Far Out Technology: An Elevator to Space?

Posted: November 4, 2009

EDWARDS AIR FORCE BASE, Calif.—Rocketing into space? Some think an elevator might be the way to go.

That's the future goal of this week's $2 million Space Elevator Games in the Mojave Desert.

In a major test of the concept, robotic machines powered by laser beams will try to climb a cable suspended from a helicopter hovering more than a half-mile (one kilometer) high.

Three teams have qualified to participate in the event on the dry lakebed near NASA's Dryden Flight Research Center at Edwards.

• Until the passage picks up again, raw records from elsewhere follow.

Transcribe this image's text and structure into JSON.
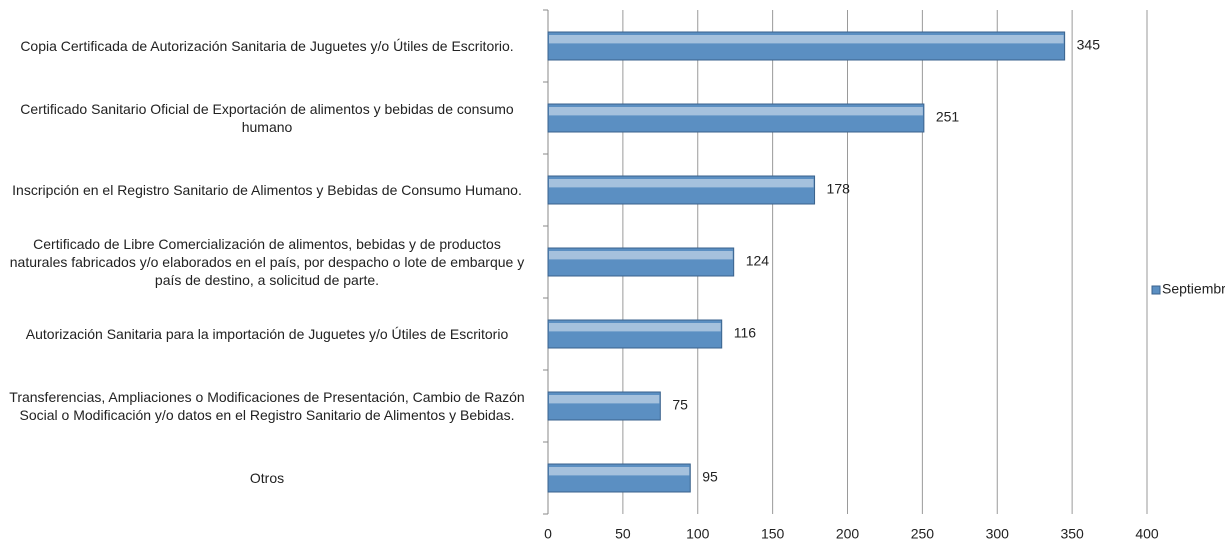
{
  "chart_data": {
    "type": "bar",
    "orientation": "horizontal",
    "categories": [
      "Copia Certificada de Autorización Sanitaria de Juguetes y/o Útiles de Escritorio.",
      "Certificado Sanitario Oficial de Exportación de alimentos y bebidas de consumo humano",
      "Inscripción en el Registro Sanitario de Alimentos y Bebidas de Consumo Humano.",
      "Certificado de Libre Comercialización de alimentos, bebidas y de productos naturales fabricados y/o elaborados en el país, por despacho o lote de embarque y país de destino, a solicitud de parte.",
      "Autorización Sanitaria para la importación de Juguetes y/o Útiles de Escritorio",
      "Transferencias, Ampliaciones o Modificaciones de Presentación, Cambio de Razón Social o Modificación y/o datos en el Registro Sanitario de Alimentos y Bebidas.",
      "Otros"
    ],
    "series": [
      {
        "name": "Septiembre",
        "color": "#5b8fc2",
        "values": [
          345,
          251,
          178,
          124,
          116,
          75,
          95
        ]
      }
    ],
    "xlim": [
      0,
      400
    ],
    "xticks": [
      0,
      50,
      100,
      150,
      200,
      250,
      300,
      350,
      400
    ],
    "grid": true,
    "legend": "right"
  }
}
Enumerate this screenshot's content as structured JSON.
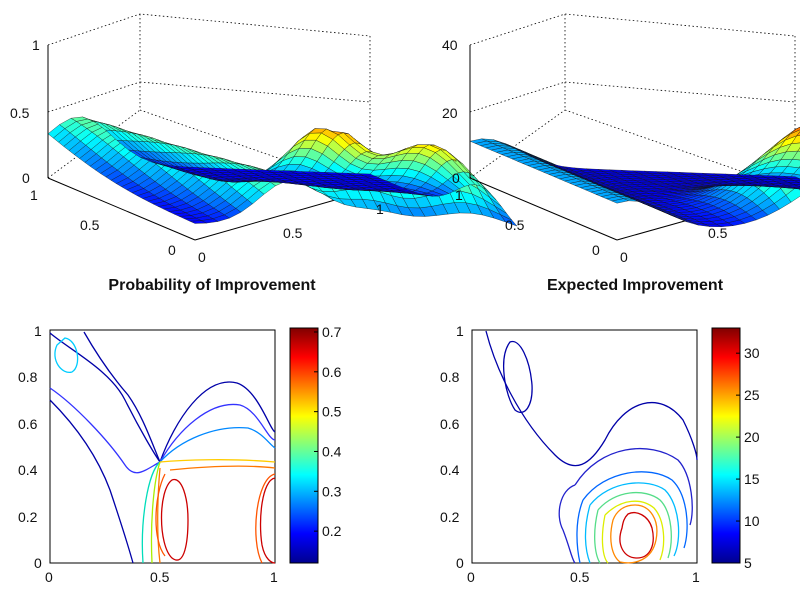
{
  "chart_data": [
    {
      "type": "surface",
      "panel": "top-left",
      "title": "",
      "zlim": [
        0,
        1
      ],
      "z_ticks": [
        "0",
        "0.5",
        "1"
      ],
      "x_ticks": [
        "0",
        "0.5",
        "1"
      ],
      "y_ticks": [
        "0",
        "0.5",
        "1"
      ],
      "colormap": "jet"
    },
    {
      "type": "surface",
      "panel": "top-right",
      "title": "",
      "zlim": [
        0,
        40
      ],
      "z_ticks": [
        "0",
        "20",
        "40"
      ],
      "x_ticks": [
        "0",
        "0.5"
      ],
      "y_ticks": [
        "0",
        "0.5",
        "1"
      ],
      "colormap": "jet"
    },
    {
      "type": "contour",
      "panel": "bottom-left",
      "title": "Probability of Improvement",
      "xlim": [
        0,
        1
      ],
      "ylim": [
        0,
        1
      ],
      "x_ticks": [
        "0",
        "0.5",
        "1"
      ],
      "y_ticks": [
        "0",
        "0.2",
        "0.4",
        "0.6",
        "0.8",
        "1"
      ],
      "colorbar": {
        "min": 0.12,
        "max": 0.71,
        "ticks": [
          "0.2",
          "0.3",
          "0.4",
          "0.5",
          "0.6",
          "0.7"
        ]
      },
      "colormap": "jet"
    },
    {
      "type": "contour",
      "panel": "bottom-right",
      "title": "Expected Improvement",
      "xlim": [
        0,
        1
      ],
      "ylim": [
        0,
        1
      ],
      "x_ticks": [
        "0",
        "0.5",
        "1"
      ],
      "y_ticks": [
        "0",
        "0.2",
        "0.4",
        "0.6",
        "0.8",
        "1"
      ],
      "colorbar": {
        "min": 5,
        "max": 33,
        "ticks": [
          "5",
          "10",
          "15",
          "20",
          "25",
          "30"
        ]
      },
      "colormap": "jet"
    }
  ]
}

Attempts were expected from early Wednesday through Thursday.

Funded by a space agency program to explore bold technology, the contest is a step toward bringing the idea of a space elevator out of the realm of science fiction and into reality.

Theorized in the 1960s and then popularized by Arthur C. Clarke's 1979 novel "The Fountains of Paradise," space elevators are envisioned as a way to gain access to space without the risk and expense of rockets.

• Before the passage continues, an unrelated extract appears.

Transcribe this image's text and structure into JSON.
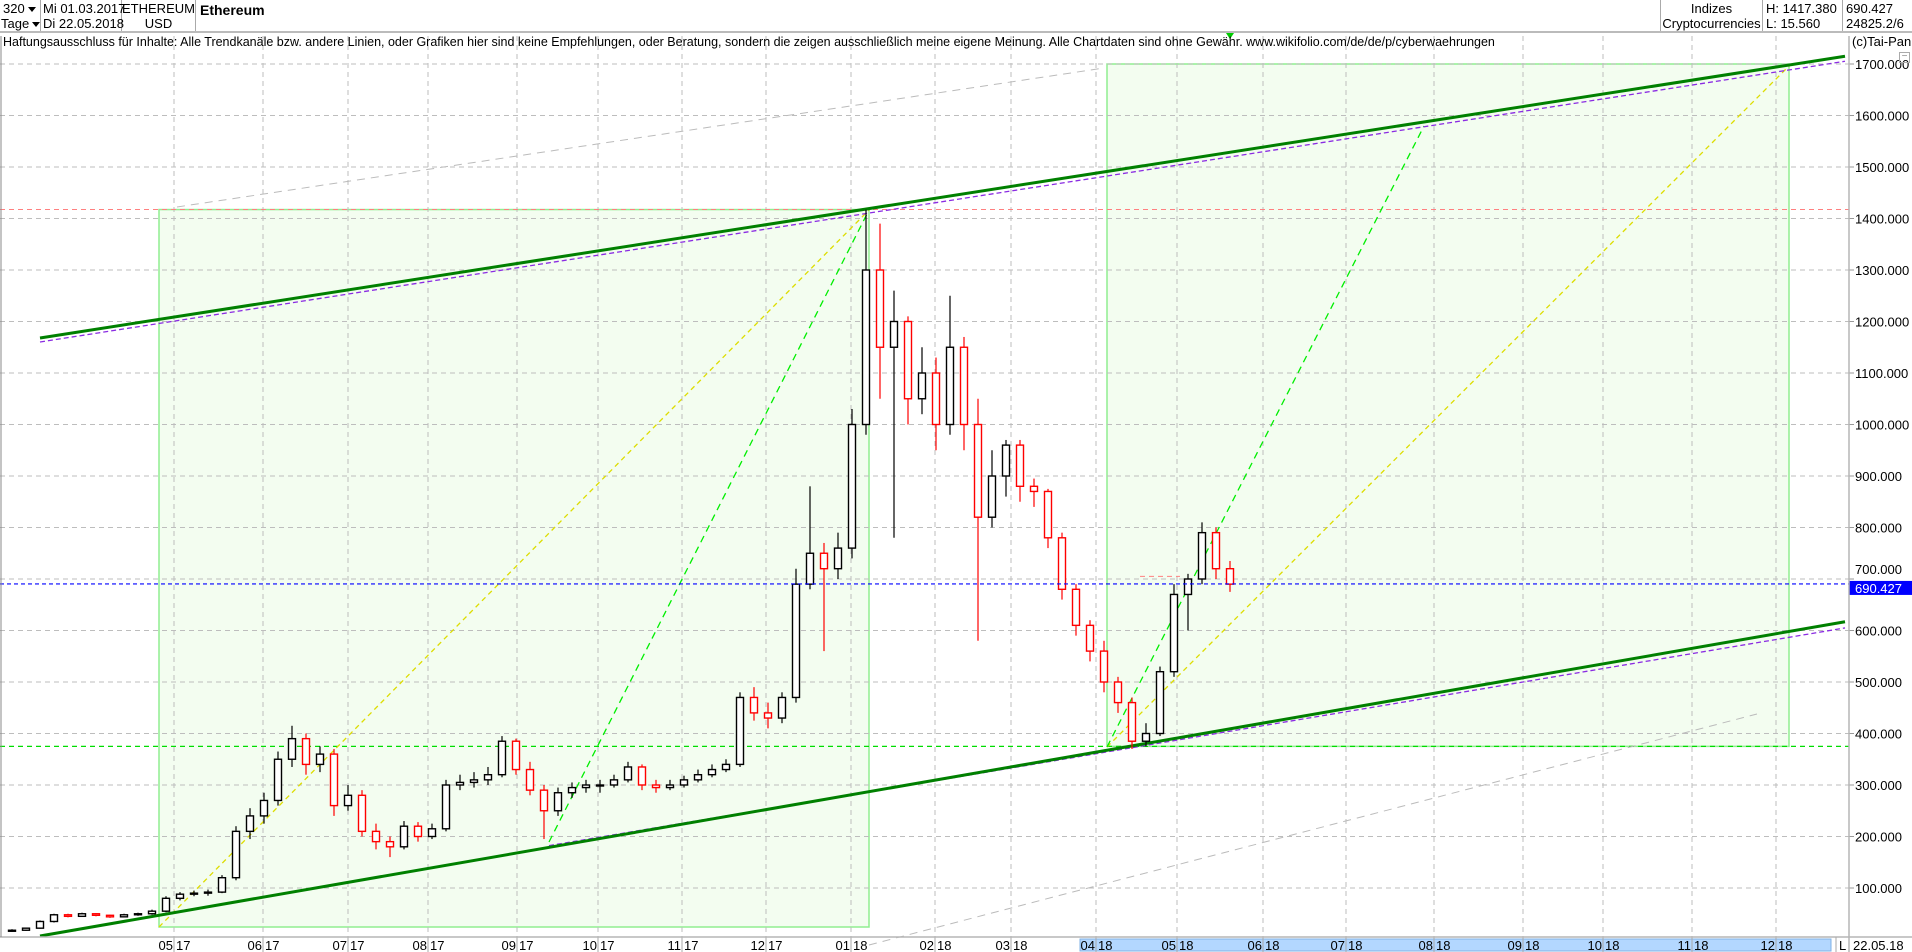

Instead, electrically powered vehicles would run up and down a cable anchored to a ground structure and extending thousands of miles up to a mass in geosynchronous orbit - the kind of orbit communications satellites are placed in to stay over a fixed spot on the Earth.

Electricity would be supplied through a concept known as "power beaming," ground-based lasers pointing up to photo voltaic cells on the bottom of the climbing vehicle - something like an upside-down solar power system.

The space elevator competition has not produced a winner in its previous three years, but has become increasingly difficult.

The vehicles must climb a cable six-tenths of a mile into the sky and move at an average speed of 16.4 feet (five meters) per second.

The competition is sponsored by the nonprofit Spaceward Foundation with support from NASA's Centennial Challenges program.

Bogus Bonjeel

I'm no physicist but to every action there is an equal and opposite reaction.

Therefore, pulling yourself up on a space elevator would tend to bring it down unless you keep using energy to keep it "up."

Also, adding extra weight to the end of the elevator (when you finally reach it) will increase the centrifugal force and that places more stress on the elevator. If you were to disconnect from it, wouldn't it lash back (spring back) towards the Earth?

I say it's bogus and just meant to spend taxpayers' dollars. NASA should publish the math involved in this boondoggle.